The European Court of Human Rights (ECHR) ruled France must allow families to officially register the birth of babies born abroad to surrogate mothers, which would then pave the way for the children to become French citizens.
The ECHR ruled that by refusing to officially recognize the children France was undermining their identity within French society.
Thursday's verdict is linked to a case brought by two sets of French parents who hired surrogates in the United States, where surrogacy is legal in some states, and had children by them.
The Mennessons had twins daughters through a surrogate in California in 2000, while the Labassees had their daughter via proxy in 2001. All three of the children are American citizens.
Under usual circumstances, a child born abroad to French parents would automatically be granted French citizenship, but in the case of the two couples, authorities refused to recognize the couples’ position as parents to the children because they were born to surrogates. Meaning the children still haven't been granted French citizenship.
The European court ruled however that although these parents didn’t give birth to their children, they “live together in way that doesn’t distinguish their family life from its usual meaning.”
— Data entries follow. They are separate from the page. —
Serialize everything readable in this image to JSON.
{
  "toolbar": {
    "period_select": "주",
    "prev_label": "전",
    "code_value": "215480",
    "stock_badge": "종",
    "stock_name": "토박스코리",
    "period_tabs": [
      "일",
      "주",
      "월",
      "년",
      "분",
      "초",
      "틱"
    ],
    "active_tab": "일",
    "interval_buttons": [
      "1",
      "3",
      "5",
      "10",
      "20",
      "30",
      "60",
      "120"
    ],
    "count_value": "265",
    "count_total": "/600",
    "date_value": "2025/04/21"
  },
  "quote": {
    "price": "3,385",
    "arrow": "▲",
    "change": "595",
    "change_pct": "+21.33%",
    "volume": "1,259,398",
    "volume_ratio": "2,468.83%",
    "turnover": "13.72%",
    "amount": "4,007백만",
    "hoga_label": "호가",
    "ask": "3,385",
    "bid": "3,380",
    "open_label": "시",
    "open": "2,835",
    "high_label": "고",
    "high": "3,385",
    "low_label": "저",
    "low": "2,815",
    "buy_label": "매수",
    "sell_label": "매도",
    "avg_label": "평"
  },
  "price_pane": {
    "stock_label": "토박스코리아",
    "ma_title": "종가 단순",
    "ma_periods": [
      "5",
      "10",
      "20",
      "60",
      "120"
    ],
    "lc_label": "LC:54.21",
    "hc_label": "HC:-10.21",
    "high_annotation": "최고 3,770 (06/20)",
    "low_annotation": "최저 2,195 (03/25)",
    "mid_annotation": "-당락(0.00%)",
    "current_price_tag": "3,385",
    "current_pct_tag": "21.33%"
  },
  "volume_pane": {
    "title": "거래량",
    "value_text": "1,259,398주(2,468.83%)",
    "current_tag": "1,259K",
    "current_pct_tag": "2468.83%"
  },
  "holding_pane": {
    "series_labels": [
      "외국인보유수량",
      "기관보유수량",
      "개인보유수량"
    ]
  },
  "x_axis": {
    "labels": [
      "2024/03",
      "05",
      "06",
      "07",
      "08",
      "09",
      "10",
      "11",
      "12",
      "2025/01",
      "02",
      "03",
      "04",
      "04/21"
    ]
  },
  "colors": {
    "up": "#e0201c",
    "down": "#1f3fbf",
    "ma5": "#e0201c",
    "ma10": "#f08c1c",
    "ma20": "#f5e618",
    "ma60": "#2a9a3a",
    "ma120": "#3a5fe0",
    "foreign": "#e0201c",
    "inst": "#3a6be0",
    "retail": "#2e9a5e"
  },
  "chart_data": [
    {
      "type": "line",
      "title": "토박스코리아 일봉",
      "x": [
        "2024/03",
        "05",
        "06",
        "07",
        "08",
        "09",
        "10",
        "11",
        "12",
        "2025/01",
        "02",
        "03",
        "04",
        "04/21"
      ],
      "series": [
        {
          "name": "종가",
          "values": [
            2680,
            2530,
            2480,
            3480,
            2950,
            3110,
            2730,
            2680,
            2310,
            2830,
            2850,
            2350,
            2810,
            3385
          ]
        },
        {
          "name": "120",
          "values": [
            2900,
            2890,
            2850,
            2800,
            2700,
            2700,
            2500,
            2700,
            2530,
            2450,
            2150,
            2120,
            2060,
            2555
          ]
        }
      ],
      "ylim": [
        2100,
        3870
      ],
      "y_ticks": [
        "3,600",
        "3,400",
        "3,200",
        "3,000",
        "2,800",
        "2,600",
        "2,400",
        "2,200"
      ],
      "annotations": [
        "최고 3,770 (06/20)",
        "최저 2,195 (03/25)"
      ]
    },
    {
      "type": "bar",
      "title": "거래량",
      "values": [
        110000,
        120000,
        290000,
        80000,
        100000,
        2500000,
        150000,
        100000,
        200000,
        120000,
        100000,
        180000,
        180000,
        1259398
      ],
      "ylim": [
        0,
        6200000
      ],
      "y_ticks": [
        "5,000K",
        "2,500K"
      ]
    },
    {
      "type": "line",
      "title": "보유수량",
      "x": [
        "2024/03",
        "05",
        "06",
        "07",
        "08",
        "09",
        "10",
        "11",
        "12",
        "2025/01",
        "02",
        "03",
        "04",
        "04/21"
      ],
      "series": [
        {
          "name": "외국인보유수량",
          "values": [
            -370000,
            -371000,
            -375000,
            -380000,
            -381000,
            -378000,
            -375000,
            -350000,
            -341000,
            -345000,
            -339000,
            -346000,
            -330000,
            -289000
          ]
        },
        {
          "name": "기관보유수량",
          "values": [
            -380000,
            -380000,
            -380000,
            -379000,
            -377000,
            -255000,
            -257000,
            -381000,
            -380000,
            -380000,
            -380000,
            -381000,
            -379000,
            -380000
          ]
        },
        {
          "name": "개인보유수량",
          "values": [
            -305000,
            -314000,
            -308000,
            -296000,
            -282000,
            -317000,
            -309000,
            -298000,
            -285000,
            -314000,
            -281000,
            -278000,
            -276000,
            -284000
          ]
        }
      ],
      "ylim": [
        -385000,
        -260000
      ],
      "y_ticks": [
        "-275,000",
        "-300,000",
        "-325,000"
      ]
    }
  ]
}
While Dominique Mennesson said the verdict was a "great relief", her lawyer Patrice Spinosi, told French daily Le Figaro the case could impact on thousands of children.
"In the eyes of French law, these children have no parents, not even the father who is raising them," said Spinosi. "Two thousand children in France are in the same situation as the Mennesson girls."
On Friday the French government announced that it would not appeal against the ruling, meaning unless the families decide, the order will come into force in three months.
Laurence Rossignol, Junior Minister for familes stressed that the ECHR ruling did not question France's right to make surrogacy illegal on its own territory but prioritised "the interests of the children" in cases where parents chose to use surrogacy.
'ECHR has guaranteed an after-sales service'
Although the ECHR didn't challenge France’s right to make surrogacy illegal some critics of the ruling have suggested that it will seriously undermine France’s ban.
"This judgement by the European Court compels us, somehow, to 'close our eyes' if people use surrogacy abroad. You can now go quietly abroad to buy a child, the European Court guarantees an after-sales service," Legal expert Aude Mirkovic told Le Figaro.
Mirkovic, who is a spokeswoman for the anti-surrogacy group Juristes pour l'Enfance, believes France must respond by taking preventative measures to dissuade French parents from seeking out surrogate parents abroad. "We really have to take steps to deter the French," she said.
Currently those caught flouting the ban on surrogacy face stiff punishments. Anyone who puts parents in touch with surrogate mothers in exchange for money faces a maximum of five years in prison and a €75,000 fine if convicted.
Arrests for surrogacy are unusual, but not unheard of in France. In July 2013 a surrogate mother was hit with a €5,000 fine, the majority of which was suspended, for “artificial insemination”, French daily Le Monde reported.
Earlier this year a conservative French pressure group, backed by several lawmakers filed a legal complaint in France against American surrogacy agency Extraordinary Conceptions in California.
The agency brings potential parents in France into contact with American surrogates and has reportedly been hosting informal meetings in France.
The controversial issue of surrogacy has proved increasingly devisive in recent years in France, partly due to the fact it is seen as a route to parenthood for same-sex couples.
France's legalization of same-sex marriage last year and the opening up of adoption to gay couples was met with huge opposition and saw hundreds of thousands protest against the ground-breaking legislation.
That extent of the protests appeared to dissuade the government from legalizing artificial insemination for lesbian couples, as it had initially intended. Surrogacy has remained prohibited for gay and straight couples, although the government had not intended to look at relaxing the law.